Batavia Public School teachers will get a pay boost, but they'll also have to pay more for health insurance under terms of a new contract the school board approved Friday.
The board voted 6-0 in favor of the two-year deal with the Batavia Education Association, which represents the 405 teachers, social workers and counselors who work in the district's nine schools.
The union's membership voted Wednesday to ratify the contract, with a "strong majority" in favor, according to Tony Malay, association president.
Teachers are coming off a five-year agreement that expires June 30. Both school district and union officials said a two-year deal was preferred due to economic uncertainties.

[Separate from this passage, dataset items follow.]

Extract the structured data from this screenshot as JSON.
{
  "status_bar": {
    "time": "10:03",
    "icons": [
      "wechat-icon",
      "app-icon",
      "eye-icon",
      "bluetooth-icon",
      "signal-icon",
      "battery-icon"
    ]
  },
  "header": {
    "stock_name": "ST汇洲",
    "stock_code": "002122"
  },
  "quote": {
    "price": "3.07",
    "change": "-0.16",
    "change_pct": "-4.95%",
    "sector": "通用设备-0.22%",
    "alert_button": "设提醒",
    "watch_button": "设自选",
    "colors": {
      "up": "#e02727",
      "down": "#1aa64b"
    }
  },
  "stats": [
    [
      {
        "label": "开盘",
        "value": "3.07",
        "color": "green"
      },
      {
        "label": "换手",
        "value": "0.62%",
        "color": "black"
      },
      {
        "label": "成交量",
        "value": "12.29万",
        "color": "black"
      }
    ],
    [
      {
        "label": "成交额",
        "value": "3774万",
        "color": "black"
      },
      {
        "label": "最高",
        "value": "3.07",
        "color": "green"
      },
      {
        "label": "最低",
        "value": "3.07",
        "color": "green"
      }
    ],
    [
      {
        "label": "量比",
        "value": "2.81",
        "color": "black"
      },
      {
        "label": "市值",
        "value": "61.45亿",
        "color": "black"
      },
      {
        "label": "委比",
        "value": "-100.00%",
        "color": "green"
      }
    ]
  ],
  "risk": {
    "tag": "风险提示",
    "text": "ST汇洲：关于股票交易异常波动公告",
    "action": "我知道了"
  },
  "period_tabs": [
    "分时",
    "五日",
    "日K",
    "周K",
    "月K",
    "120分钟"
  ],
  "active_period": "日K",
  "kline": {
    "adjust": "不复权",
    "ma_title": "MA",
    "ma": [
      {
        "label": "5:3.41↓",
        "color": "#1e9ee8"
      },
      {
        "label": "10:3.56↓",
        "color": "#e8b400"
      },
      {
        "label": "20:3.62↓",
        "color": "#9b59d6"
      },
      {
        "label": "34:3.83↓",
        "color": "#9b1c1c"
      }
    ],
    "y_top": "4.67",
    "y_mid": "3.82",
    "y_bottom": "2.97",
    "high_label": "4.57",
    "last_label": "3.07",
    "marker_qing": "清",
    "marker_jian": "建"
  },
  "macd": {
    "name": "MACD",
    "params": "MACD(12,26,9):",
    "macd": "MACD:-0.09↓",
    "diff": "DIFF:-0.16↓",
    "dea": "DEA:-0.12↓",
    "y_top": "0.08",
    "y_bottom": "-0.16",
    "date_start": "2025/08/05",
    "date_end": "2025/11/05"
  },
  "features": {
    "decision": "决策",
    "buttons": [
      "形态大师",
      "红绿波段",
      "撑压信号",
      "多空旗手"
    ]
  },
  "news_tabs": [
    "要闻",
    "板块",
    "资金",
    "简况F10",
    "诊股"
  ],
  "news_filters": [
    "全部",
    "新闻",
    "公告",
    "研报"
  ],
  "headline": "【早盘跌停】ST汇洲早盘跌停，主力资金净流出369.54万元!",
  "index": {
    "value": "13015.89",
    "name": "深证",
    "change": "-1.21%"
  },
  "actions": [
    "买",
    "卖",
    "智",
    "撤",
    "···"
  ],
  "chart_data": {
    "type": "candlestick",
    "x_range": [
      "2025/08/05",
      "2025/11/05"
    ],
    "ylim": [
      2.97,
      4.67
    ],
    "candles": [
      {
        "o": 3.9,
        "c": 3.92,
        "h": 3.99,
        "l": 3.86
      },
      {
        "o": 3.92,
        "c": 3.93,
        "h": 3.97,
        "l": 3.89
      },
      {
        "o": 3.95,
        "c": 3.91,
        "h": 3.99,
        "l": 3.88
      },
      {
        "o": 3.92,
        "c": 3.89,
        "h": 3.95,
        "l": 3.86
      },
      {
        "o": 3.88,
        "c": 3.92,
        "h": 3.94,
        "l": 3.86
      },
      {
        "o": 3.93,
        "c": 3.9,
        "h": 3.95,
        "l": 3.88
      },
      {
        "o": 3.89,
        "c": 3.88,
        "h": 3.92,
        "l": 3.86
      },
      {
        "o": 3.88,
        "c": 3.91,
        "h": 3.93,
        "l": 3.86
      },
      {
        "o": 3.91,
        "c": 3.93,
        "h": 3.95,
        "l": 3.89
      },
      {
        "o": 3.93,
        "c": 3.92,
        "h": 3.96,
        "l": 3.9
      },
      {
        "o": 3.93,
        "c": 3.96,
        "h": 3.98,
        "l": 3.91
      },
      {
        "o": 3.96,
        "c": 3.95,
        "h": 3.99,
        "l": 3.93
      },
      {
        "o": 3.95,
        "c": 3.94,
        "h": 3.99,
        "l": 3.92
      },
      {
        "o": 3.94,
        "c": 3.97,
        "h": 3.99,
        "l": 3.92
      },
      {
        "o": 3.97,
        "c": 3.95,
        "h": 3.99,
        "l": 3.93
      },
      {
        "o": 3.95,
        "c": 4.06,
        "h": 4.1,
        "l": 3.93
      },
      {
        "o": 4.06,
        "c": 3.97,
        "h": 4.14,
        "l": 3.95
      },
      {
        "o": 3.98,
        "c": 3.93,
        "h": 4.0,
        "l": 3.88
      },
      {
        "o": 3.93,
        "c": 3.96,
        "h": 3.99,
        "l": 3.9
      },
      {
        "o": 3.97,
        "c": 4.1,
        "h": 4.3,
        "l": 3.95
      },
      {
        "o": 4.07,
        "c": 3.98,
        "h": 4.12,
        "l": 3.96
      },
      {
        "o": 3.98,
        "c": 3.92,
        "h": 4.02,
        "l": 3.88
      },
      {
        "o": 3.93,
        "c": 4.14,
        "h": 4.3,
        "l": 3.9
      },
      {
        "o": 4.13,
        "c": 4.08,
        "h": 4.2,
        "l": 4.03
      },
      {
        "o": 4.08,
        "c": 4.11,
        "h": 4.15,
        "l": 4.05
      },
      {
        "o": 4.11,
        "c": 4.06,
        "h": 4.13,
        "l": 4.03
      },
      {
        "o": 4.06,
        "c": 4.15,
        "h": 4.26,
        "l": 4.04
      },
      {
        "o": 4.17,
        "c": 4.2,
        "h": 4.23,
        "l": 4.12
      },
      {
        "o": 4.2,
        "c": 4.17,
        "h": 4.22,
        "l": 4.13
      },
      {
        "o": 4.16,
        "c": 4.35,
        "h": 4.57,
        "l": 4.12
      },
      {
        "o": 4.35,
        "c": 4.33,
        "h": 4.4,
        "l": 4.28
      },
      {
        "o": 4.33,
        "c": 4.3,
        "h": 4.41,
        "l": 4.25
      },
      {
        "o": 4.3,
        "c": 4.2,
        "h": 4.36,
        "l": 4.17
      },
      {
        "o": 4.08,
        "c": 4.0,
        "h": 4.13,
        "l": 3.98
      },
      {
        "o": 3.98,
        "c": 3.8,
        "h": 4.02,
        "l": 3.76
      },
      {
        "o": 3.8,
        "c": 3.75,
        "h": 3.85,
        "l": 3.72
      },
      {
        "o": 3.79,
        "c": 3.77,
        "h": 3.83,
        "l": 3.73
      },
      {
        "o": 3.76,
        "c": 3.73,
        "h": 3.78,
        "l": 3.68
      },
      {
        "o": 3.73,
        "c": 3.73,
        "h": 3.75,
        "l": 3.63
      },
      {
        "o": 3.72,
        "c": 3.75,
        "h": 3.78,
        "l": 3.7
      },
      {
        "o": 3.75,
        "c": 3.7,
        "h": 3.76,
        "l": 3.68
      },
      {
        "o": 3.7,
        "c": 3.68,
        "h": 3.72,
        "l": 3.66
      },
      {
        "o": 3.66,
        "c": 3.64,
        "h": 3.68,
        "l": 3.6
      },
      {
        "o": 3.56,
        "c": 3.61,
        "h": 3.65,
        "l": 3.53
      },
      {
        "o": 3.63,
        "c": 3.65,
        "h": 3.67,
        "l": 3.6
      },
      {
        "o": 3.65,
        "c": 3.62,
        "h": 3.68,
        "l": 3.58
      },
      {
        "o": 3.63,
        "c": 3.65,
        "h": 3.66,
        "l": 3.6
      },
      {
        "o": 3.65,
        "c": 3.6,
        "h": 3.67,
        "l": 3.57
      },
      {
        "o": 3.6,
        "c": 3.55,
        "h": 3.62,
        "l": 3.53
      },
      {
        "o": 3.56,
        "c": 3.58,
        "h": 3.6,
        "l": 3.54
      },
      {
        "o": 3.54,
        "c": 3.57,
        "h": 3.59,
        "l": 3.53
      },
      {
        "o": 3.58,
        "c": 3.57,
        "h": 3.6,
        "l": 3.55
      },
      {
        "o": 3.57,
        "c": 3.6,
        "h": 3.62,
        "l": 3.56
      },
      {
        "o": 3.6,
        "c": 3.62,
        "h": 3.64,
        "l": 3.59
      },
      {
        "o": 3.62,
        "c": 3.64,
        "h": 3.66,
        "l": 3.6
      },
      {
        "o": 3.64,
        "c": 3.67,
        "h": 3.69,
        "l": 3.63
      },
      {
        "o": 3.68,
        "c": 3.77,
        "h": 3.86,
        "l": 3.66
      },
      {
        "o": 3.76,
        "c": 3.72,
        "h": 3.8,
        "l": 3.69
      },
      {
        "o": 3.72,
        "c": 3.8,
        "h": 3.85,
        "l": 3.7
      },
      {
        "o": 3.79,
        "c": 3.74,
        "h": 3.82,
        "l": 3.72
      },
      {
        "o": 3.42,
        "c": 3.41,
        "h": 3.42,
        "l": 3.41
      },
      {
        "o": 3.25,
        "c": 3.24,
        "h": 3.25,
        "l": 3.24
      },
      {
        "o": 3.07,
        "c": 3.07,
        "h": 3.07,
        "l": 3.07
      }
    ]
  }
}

"A two-year agreement is about as far as we can predict at this point," Superintendent Jack Barshinger said. "It seemed to make sense to have two years of stability."
Added Malay: "It makes sense not to tie our hands too much so we can be more nimble as we learn what the real expectation of (state) legislation and the economy will be."
Teachers will receive salary increases of 2.35 percent in the first year of the contract, and 2.8 percent in the second year. Those figures include step increases, though the district's salary schedule will remain the same.
The district will pay 20 percent less for teachers' health insurance benefits each year -- a concession Malay said was "palatable" since teachers have been managing their own insurance, and renewal rates have been lower than the trend in the insurance industry.
The total compensation package for teachers in the first year of the deal is expected to decrease 6 percent, officials said.
The district also expects to see a decrease in total salary costs due to the retirement of 26 teachers this past school year. All positions will be filled, though at lower salaries for new hires, Barshinger said.
"Teachers understood the cost constraints we were under as a school district," Barshinger said. "Anytime you can reduce your teacher payroll expenses by 6 percent for the next school year -- partly through retirements, but also through the changing of benefits -- I've never seen it before in bargaining."
The contract also increases the amount of collaborative time for teachers to allow for discussion of instruction methods and student learning through professional learning communities. Elementary school teachers will have one such meeting a week, and middle and high school teachers will meet twice a month. The extra time comes from the elimination of four institute days when students wouldn't have attended school anyway.
The contract also finalizes a new teacher evaluation system, which will now be based on a four-tier rating system instead of three. Malay said the new system, based on the Illinois Performance Evaluation Reform Act of 2010, is more evidence-based than subjective.
The new deal goes into effect July 1, and runs through June 30, 2014.